About the specialty
What does a physiatrist do?
Physiatry — also called Physical Medicine and Rehabilitation — is the medical specialty focused on diagnosing, preventing, and treating conditions that produce pain, limitation, or disability. The distinctive value is not only to cure an injury but to maximize function, independence, and quality of life.
Difference from physiotherapy
Physiatrist
Medical specialist. Medical diagnosis, pharmacotherapy, study indication, procedures, spasticity management, and clinical coordination.
Physiotherapist
Movement and function professional. Therapeutic exercise, functional re-training, patient education, and progressive loading.
The relationship is not hierarchical — it is complementary. Physiotherapy is often part of the plan the physiatrist orders and coordinates.
How decisions are made
- Clinical triage — rule out emergency first.
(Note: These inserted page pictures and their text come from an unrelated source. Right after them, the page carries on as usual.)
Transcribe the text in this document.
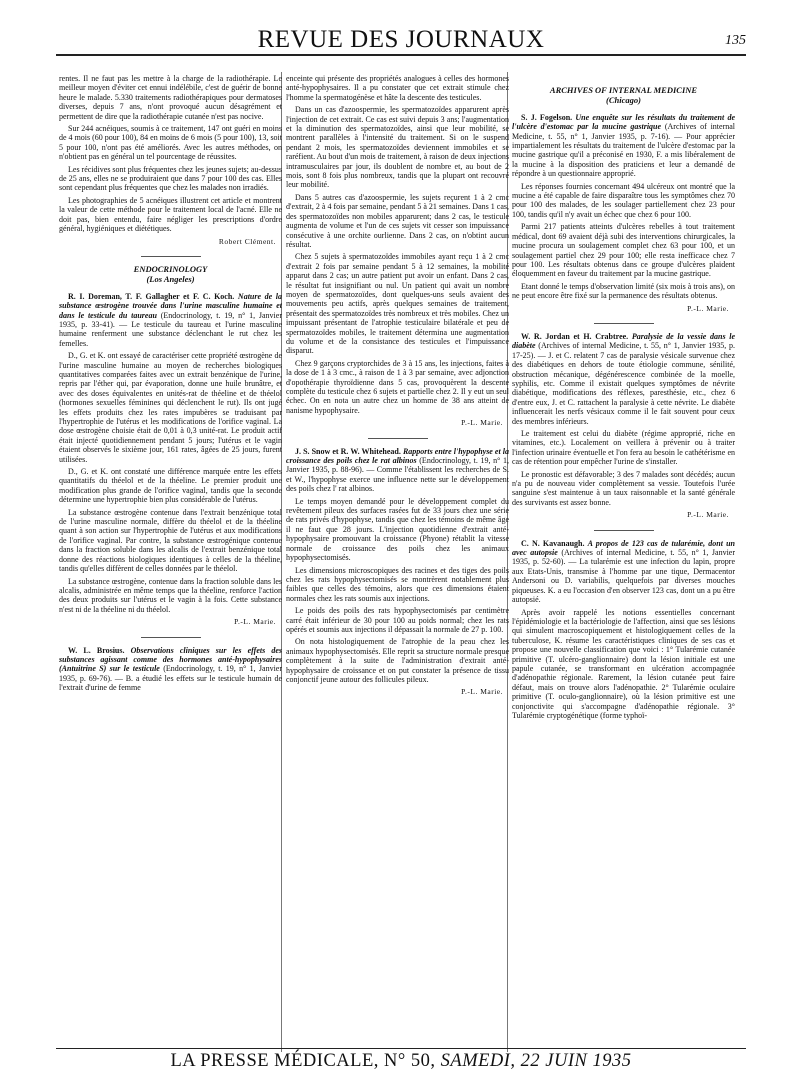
REVUE DES JOURNAUX	135

rentes. Il ne faut pas les mettre à la charge de la radiothérapie. Le meilleur moyen d'éviter cet ennui indélébile, c'est de guérir de bonne heure le malade. 5.330 traitements radiothérapiques pour dermatoses diverses, depuis 7 ans, n'ont provoqué aucun désagrément et permettent de dire que la radiothérapie cutanée n'est pas nocive.

Sur 244 acnéiques, soumis à ce traitement, 147 ont guéri en moins de 4 mois (60 pour 100), 84 en moins de 6 mois (5 pour 100), 13, soit 5 pour 100, n'ont pas été améliorés. Avec les autres méthodes, on n'obtient pas en général un tel pourcentage de réussites.

Les récidives sont plus fréquentes chez les jeunes sujets; au-dessus de 25 ans, elles ne se produiraient que dans 7 pour 100 des cas. Elles sont cependant plus fréquentes que chez les malades non irradiés.

Les photographies de 5 acnéiques illustrent cet article et montrent la valeur de cette méthode pour le traitement local de l'acné. Elle ne doit pas, bien entendu, faire négliger les prescriptions d'ordre général, hygiéniques et diététiques.

Robert Clément.
ENDOCRINOLOGY
(Los Angeles)

R. I. Doreman, T. F. Gallagher et F. C. Koch. Nature de la substance œstrogène trouvée dans l'urine masculine humaine et dans le testicule du taureau (Endocrinology, t. 19, n° 1, Janvier 1935, p. 33-41). — Le testicule du taureau et l'urine masculine humaine renferment une substance déclenchant le rut chez les femelles.

D., G. et K. ont essayé de caractériser cette propriété œstrogène de l'urine masculine humaine au moyen de recherches biologiques quantitatives comparées faites avec un extrait benzénique de l'urine, repris par l'éther qui, par évaporation, donne une huile brunâtre, et avec des doses équivalentes en unités-rat de théeline et de théelol (hormones sexuelles féminines qui déclenchent le rut). Ils ont jugé les effets produits chez les rates impubères se traduisant par l'hypertrophie de l'utérus et les modifications de l'orifice vaginal. La dose œstrogène choisie était de 0,01 à 0,3 unité-rat. Le produit actif était injecté quotidiennement pendant 5 jours; l'utérus et le vagin étaient observés le sixième jour, 161 rates, âgées de 25 jours, furent utilisées.

D., G. et K. ont constaté une différence marquée entre les effets quantitatifs du théelol et de la théeline. Le premier produit une modification plus grande de l'orifice vaginal, tandis que la seconde détermine une hypertrophie bien plus considérable de l'utérus.

La substance œstrogène contenue dans l'extrait benzénique total de l'urine masculine normale, diffère du théelol et de la théeline quant à son action sur l'hypertrophie de l'utérus et aux modifications de l'orifice vaginal. Par contre, la substance œstrogénique contenue dans la fraction soluble dans les alcalis de l'extrait benzénique total donne des réactions biologiques identiques à celles de la théeline, tandis qu'elles diffèrent de celles données par le théelol.

La substance œstrogène, contenue dans la fraction soluble dans les alcalis, administrée en même temps que la théeline, renforce l'action des deux produits sur l'utérus et le vagin à la fois. Cette substance n'est ni de la théeline ni du théelol.

P.-L. Marie.

W. L. Brosius. Observations cliniques sur les effets des substances agissant comme des hormones anté-hypophysaires (Antuitrine S) sur le testicule (Endocrinology, t. 19, n° 1, Janvier 1935, p. 69-76). — B. a étudié les effets sur le testicule humain de l'extrait d'urine de femme

enceinte qui présente des propriétés analogues à celles des hormones anté-hypophysaires. Il a pu constater que cet extrait stimule chez l'homme la spermatogénèse et hâte la descente des testicules.

Dans un cas d'azoospermie, les spermatozoïdes apparurent après l'injection de cet extrait. Ce cas est suivi depuis 3 ans; l'augmentation et la diminution des spermatozoïdes, ainsi que leur mobilité, se montrent parallèles à l'intensité du traitement. Si on le suspend pendant 2 mois, les spermatozoïdes deviennent immobiles et se raréfient. Au bout d'un mois de traitement, à raison de deux injections intramusculaires par jour, ils doublent de nombre et, au bout de 2 mois, sont 8 fois plus nombreux, tandis que la plupart ont recouvré leur mobilité.

Dans 5 autres cas d'azoospermie, les sujets reçurent 1 à 2 cmc d'extrait, 2 à 4 fois par semaine, pendant 5 à 21 semaines. Dans 1 cas, des spermatozoïdes non mobiles apparurent; dans 2 cas, le testicule augmenta de volume et l'un de ces sujets vit cesser son impuissance consécutive à une orchite ourlienne. Dans 2 cas, on n'obtint aucun résultat.

Chez 5 sujets à spermatozoïdes immobiles ayant reçu 1 à 2 cmc d'extrait 2 fois par semaine pendant 5 à 12 semaines, la mobilité apparut dans 2 cas; un autre patient put avoir un enfant. Dans 2 cas, le résultat fut insignifiant ou nul. Un patient qui avait un nombre moyen de spermatozoïdes, dont quelques-uns seuls avaient des mouvements peu actifs, après quelques semaines de traitement, présentait des spermatozoïdes très nombreux et très mobiles. Chez un impuissant présentant de l'atrophie testiculaire bilatérale et peu de spermatozoïdes mobiles, le traitement détermina une augmentation du volume et de la consistance des testicules et l'impuissance disparut.

Chez 9 garçons cryptorchides de 3 à 15 ans, les injections, faites à la dose de 1 à 3 cmc., à raison de 1 à 3 par semaine, avec adjonction d'opothérapie thyroïdienne dans 5 cas, provoquèrent la descente complète du testicule chez 6 sujets et partielle chez 2. Il y eut un seul échec. On en nota un autre chez un homme de 38 ans atteint de nanisme hypophysaire.

P.-L. Marie.

J. S. Snow et R. W. Whitehead. Rapports entre l'hypophyse et la croissance des poils chez le rat albinos (Endocrinology, t. 19, n° 1, Janvier 1935, p. 88-96). — Comme l'établissent les recherches de S. et W., l'hypophyse exerce une influence nette sur le développement des poils chez l' rat albinos.

Le temps moyen demandé pour le développement complet du revêtement pileux des surfaces rasées fut de 33 jours chez une série de rats privés d'hypophyse, tandis que chez les témoins de même âge il ne faut que 28 jours. L'injection quotidienne d'extrait anté-hypophysaire promouvant la croissance (Phyone) rétablit la vitesse normale de croissance des poils chez les animaux hypophysectomisés.

Les dimensions microscopiques des racines et des tiges des poils chez les rats hypophysectomisés se montrèrent notablement plus faibles que celles des témoins, alors que ces dimensions étaient normales chez les rats soumis aux injections.

Le poids des poils des rats hypophysectomisés par centimètre carré était inférieur de 30 pour 100 au poids normal; chez les rats opérés et soumis aux injections il dépassait la normale de 27 p. 100.

On nota histologiquement de l'atrophie de la peau chez les animaux hypophysectomisés. Elle reprit sa structure normale presque complètement à la suite de l'administration d'extrait anté-hypophysaire de croissance et on put constater la présence de tissu conjonctif jeune autour des follicules pileux.

P.-L. Marie.
ARCHIVES OF INTERNAL MEDICINE
(Chicago)

S. J. Fogelson. Une enquête sur les résultats du traitement de l'ulcère d'estomac par la mucine gastrique (Archives of internal Medicine, t. 55, n° 1, Janvier 1935, p. 7-16). — Pour apprécier impartialement les résultats du traitement de l'ulcère d'estomac par la mucine gastrique qu'il a préconisé en 1930, F. a mis libéralement de la mucine à la disposition des praticiens et leur a demandé de répondre à un questionnaire approprié.

Les réponses fournies concernant 494 ulcéreux ont montré que la mucine a été capable de faire disparaître tous les symptômes chez 70 pour 100 des malades, de les soulager partiellement chez 23 pour 100, tandis qu'il n'y avait un échec que chez 6 pour 100.

Parmi 217 patients atteints d'ulcères rebelles à tout traitement médical, dont 69 avaient déjà subi des interventions chirurgicales, la mucine procura un soulagement complet chez 63 pour 100, et un soulagement partiel chez 29 pour 100; elle resta inefficace chez 7 pour 100. Les résultats obtenus dans ce groupe d'ulcères plaident éloquemment en faveur du traitement par la mucine gastrique.

Etant donné le temps d'observation limité (six mois à trois ans), on ne peut encore être fixé sur la permanence des résultats obtenus.

P.-L. Marie.

W. R. Jordan et H. Crabtree. Paralysie de la vessie dans le diabète (Archives of internal Medicine, t. 55, n° 1, Janvier 1935, p. 17-25). — J. et C. relatent 7 cas de paralysie vésicale survenue chez des diabétiques en dehors de toute étiologie commune, sénilité, obstruction mécanique, dégénérescence combinée de la moelle, syphilis, etc. Comme il existait quelques symptômes de névrite diabétique, modifications des réflexes, paresthésie, etc., chez 6 d'entre eux, J. et C. rattachent la paralysie à cette névrite. Le diabète influencerait les nerfs vésicaux comme il le fait souvent pour ceux des membres inférieurs.

Le traitement est celui du diabète (régime approprié, riche en vitamines, etc.). Localement on veillera à prévenir ou à traiter l'infection urinaire éventuelle et l'on fera au besoin le cathétérisme en cas de rétention pour empêcher l'urine de s'installer.

Le pronostic est défavorable; 3 des 7 malades sont décédés; aucun n'a pu de nouveau vider complètement sa vessie. Toutefois l'urée sanguine s'est maintenue à un taux raisonnable et la santé générale des survivants est assez bonne.

P.-L. Marie.

C. N. Kavanaugh. A propos de 123 cas de tularémie, dont un avec autopsie (Archives of internal Medicine, t. 55, n° 1, Janvier 1935, p. 52-60). — La tularémie est une infection du lapin, propre aux Etats-Unis, transmise à l'homme par une tique, Dermacentor Andersoni ou D. variabilis, quelquefois par diverses mouches piqueuses. K. a eu l'occasion d'en observer 123 cas, dont un a pu être autopsié.

Après avoir rappelé les notions essentielles concernant l'épidémiologie et la bactériologie de l'affection, ainsi que ses lésions qui simulent macroscopiquement et histologiquement celles de la tuberculose, K. résume les caractéristiques cliniques de ses cas et propose une nouvelle classification que voici : 1° Tularémie cutanée primitive (T. ulcéro-ganglionnaire) dont la lésion initiale est une papule cutanée, se transformant en ulcération accompagnée d'adénopathie régionale. Rarement, la lésion cutanée peut faire défaut, mais on trouve alors l'adénopathie. 2° Tularémie oculaire primitive (T. oculo-ganglionnaire), où la lésion primitive est une conjonctivite qui s'accompagne d'adénopathie régionale. 3° Tularémie cryptogénétique (forme typhoï-

LA PRESSE MÉDICALE, N° 50, SAMEDI, 22 JUIN 1935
- Clinical-functional diagnosis with history and physical exam.
- Studies only when they will change management.
- Multimodal plan: education, exercise, selective pharmacotherapy, procedures.
- Periodic re-assessment with measurable functional goals.
When to see a physiatrist
- Pain or limitation that persists despite prior treatment.
- Post-op care that needs coordination across pain, rehab, and return to life.
- Stroke, spinal cord injury, or other neurological condition with functional impact.
- Suspected nerve involvement that may need EMG/NCS.
- Limiting spasticity or need for targeted interventions.